Jenkins announced his departure from Marriott in late November 2008. After 16 years at Marriott, Jenkins departed on January 1, 2009. In February 2009, Jenkins formed Capstone Development LLC with money from private equity funds, wealthy investors, and his own money. The company said in February 2009 that it already had good relationships with banks willing to give it development loans.

Capstone's strategy is to acquire or build hotels in the mid-Atlantic region in the United States. Company executives say their strategy is to focus on specialty hotels, hotels in markets that have high barriers to entry, and hotels that are market leaders. The company also said it would engage in public-private finance and development partnerships, as Jenkins had extensive experience in that area. At the time it formed, Capstone Development executives said they already had five projects in development and another four in the development planning stage. Some of these were public-private developments.

==Projects==
- 3 Palms Oceanfront Resort in Myrtle Beach, South Carolina. Finished in early 2011, this is Capstone's only full-service resort property.
- Courtyard by Marriott in Atlanta, Georgia. This hotel opened in February 2011. Capstone agreed to sell this property to Summit Hotel Properties November 2011 for $28.65 million.
- Washington Marriott Marquis, a $520 million hotel jointly financed by Capstone, the District of Columbia, and Quadrangle Development Corporation. It was under construction as of 2012, with an anticipated opening date of May 2014.
- Heartsease at Shallotte is an 83-unit craftsman-style cottage community in Shallotte, North Carolina. In 2023, Capstone completed a $21.5 million luxury single-family rental development project.
The hotel opened on May 1, 2014.
===Projects in development===
In September 2011, Capstone said it had signed an agreement with Marriott International to build a Residence Inn and a Courtyard by Marriott on a parcel of Marriott-owned land just north of the Washington Marriott Marquis. The two hotels combined would have 500 rooms and cost a total of $172 million.
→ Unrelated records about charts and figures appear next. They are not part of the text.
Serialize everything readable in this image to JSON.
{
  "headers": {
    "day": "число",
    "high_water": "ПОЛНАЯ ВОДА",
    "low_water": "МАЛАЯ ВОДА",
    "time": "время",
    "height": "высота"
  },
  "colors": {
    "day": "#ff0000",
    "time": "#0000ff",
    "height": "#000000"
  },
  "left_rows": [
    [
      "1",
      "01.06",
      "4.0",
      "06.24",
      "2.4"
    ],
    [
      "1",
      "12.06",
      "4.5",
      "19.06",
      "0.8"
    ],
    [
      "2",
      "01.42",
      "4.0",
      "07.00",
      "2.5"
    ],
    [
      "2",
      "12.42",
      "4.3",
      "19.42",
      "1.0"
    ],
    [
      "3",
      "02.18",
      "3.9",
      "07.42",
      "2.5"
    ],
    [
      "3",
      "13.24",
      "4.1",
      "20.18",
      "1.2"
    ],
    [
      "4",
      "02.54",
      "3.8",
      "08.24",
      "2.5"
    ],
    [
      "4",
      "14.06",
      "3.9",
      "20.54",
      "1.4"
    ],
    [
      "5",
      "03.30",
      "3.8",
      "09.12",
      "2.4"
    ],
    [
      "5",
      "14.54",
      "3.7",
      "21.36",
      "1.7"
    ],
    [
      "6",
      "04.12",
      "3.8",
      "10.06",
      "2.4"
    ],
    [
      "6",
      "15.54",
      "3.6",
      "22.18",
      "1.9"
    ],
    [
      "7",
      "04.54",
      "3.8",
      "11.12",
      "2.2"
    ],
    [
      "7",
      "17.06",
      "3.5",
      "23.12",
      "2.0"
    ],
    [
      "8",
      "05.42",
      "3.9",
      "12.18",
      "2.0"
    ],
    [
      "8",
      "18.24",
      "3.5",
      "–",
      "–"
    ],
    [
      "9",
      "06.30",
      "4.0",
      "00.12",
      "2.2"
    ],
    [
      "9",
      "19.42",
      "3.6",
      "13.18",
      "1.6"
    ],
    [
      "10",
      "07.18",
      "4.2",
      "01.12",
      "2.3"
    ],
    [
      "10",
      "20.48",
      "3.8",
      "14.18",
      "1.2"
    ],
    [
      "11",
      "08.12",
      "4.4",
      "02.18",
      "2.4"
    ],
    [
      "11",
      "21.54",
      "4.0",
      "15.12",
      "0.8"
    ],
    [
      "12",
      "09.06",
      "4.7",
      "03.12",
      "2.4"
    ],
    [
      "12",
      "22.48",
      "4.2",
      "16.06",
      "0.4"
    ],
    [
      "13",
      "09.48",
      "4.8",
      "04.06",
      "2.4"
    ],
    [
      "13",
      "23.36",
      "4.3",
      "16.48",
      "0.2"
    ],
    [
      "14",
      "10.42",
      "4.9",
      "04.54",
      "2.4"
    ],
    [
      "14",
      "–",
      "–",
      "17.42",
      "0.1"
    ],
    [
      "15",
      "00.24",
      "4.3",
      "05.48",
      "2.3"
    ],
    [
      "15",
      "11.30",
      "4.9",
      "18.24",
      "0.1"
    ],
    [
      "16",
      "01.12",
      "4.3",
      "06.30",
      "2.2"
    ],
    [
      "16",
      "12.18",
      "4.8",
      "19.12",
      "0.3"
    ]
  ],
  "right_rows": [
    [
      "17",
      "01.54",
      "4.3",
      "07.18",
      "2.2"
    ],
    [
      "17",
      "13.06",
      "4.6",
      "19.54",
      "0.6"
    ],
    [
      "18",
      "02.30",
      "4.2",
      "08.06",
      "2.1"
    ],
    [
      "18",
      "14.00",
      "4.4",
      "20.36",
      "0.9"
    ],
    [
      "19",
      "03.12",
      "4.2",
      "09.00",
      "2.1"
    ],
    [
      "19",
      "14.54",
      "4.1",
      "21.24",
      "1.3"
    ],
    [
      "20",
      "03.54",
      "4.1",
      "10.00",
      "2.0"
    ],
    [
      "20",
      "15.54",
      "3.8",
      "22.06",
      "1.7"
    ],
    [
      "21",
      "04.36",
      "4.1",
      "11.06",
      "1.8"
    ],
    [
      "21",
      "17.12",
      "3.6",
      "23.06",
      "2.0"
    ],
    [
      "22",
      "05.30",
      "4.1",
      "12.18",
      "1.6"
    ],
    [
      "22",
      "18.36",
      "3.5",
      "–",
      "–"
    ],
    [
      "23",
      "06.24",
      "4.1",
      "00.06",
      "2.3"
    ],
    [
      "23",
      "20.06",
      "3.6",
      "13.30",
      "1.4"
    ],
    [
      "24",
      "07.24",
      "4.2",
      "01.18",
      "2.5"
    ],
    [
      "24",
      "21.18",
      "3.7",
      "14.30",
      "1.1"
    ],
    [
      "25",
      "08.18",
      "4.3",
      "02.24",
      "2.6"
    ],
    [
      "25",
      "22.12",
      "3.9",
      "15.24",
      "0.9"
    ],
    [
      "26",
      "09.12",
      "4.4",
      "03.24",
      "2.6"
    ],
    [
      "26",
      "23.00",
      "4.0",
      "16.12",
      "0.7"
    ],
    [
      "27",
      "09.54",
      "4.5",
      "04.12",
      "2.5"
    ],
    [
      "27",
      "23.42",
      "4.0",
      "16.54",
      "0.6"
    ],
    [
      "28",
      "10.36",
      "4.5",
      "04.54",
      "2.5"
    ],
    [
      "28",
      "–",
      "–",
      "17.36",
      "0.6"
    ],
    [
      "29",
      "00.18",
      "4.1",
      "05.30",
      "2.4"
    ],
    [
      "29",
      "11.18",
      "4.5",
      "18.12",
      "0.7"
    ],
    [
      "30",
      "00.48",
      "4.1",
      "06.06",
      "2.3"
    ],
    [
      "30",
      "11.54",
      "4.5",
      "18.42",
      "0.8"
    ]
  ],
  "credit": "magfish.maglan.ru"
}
The development partners asked the District of Columbia for $35 million in tax increment financing, although at that time the city said it was unlikely to provide this.

In 2009, Capstone Development also submitted a proposal to redevelop the historic Stevens Elementary School in the West End neighborhood of Washington, D.C. However, Capstone's proposal did not make the short list of acceptable proposals.